It begs the question – have we lost all sense of decorum and standards when it comes to communications? Will other consumer brands (I definitely cannot see this happening in the B2B world) – vibrant or otherwise – stoop to this level in their PR, social media and promotional efforts? Unfortunately, I say yes. Whether intentionally or not, I am willing to be that copy cat marketers and PR folks – again in the consumer, not B2B, realm are apt to say, “Hey, if T.G.I.F can do it, so can we.” Expect more of it. It is the natural evolution of public communications – kind of like the degradation of language (and content) on radio and television we’ve witnessed the past 20 years.
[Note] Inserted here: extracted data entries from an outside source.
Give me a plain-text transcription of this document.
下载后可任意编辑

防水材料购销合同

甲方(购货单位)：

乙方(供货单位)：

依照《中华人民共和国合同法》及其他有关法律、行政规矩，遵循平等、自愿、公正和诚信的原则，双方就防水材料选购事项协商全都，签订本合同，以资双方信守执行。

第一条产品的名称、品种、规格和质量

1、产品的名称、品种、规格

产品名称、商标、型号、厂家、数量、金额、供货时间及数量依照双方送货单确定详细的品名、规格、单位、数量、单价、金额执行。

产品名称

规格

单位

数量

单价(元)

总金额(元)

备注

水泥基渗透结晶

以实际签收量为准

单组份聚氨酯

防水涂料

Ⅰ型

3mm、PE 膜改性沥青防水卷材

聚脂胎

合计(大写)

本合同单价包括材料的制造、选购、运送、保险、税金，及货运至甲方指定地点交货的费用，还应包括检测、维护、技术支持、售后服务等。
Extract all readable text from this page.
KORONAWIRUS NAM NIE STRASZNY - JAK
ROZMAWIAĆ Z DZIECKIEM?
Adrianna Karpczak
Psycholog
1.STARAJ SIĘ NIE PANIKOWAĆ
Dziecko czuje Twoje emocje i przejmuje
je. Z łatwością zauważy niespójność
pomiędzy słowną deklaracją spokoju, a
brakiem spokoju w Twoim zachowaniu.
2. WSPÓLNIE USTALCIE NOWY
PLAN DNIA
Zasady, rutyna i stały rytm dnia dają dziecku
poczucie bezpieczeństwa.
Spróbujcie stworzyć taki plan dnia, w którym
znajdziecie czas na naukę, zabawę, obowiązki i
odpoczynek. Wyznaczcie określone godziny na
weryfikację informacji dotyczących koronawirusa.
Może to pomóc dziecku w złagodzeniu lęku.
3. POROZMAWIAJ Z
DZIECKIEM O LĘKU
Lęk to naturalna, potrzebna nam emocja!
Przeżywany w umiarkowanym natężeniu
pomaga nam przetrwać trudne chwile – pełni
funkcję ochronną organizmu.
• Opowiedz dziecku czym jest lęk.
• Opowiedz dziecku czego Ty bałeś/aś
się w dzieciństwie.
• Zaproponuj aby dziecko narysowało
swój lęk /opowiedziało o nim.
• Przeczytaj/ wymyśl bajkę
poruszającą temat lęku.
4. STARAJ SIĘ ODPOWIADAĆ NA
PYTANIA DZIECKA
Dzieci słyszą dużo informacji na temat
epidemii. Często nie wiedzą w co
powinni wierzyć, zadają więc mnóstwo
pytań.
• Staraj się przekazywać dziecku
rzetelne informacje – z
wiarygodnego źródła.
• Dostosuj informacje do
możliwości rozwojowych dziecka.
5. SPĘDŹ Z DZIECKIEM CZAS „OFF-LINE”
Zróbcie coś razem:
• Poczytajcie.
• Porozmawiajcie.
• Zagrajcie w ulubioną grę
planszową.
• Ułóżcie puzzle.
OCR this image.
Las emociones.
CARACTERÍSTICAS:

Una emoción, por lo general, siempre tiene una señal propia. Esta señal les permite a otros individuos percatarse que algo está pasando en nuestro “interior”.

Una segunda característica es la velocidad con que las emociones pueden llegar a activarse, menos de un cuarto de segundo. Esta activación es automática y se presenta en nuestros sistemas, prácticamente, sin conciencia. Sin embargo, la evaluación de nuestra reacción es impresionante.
I am interested in your thoughts on this. Is T.G.I.F on the cutting edge here? Will their efforts be successful? Will they be copied? Will they hurt the brand of a “family oriented” chain? Would you use this language in your company’s press releases, web copy or on your blog? Am I way off base?

— Posted by Tim Hurley


1 Response to “Over the Line?”

  1. 1 Tim Hurley September 16, 2009 at 2:31 pm

    I guess the trend continues. “Ripped from the Headlines” today include such beauties as: “FTW” – part of a headline of a decent blog; “Friggin” – part of a headline in a Fortune.com profile on Carol Bartz of Yahoo and “Ass” – okay that was on the cover of Cosmo – spotted while in line at CVS.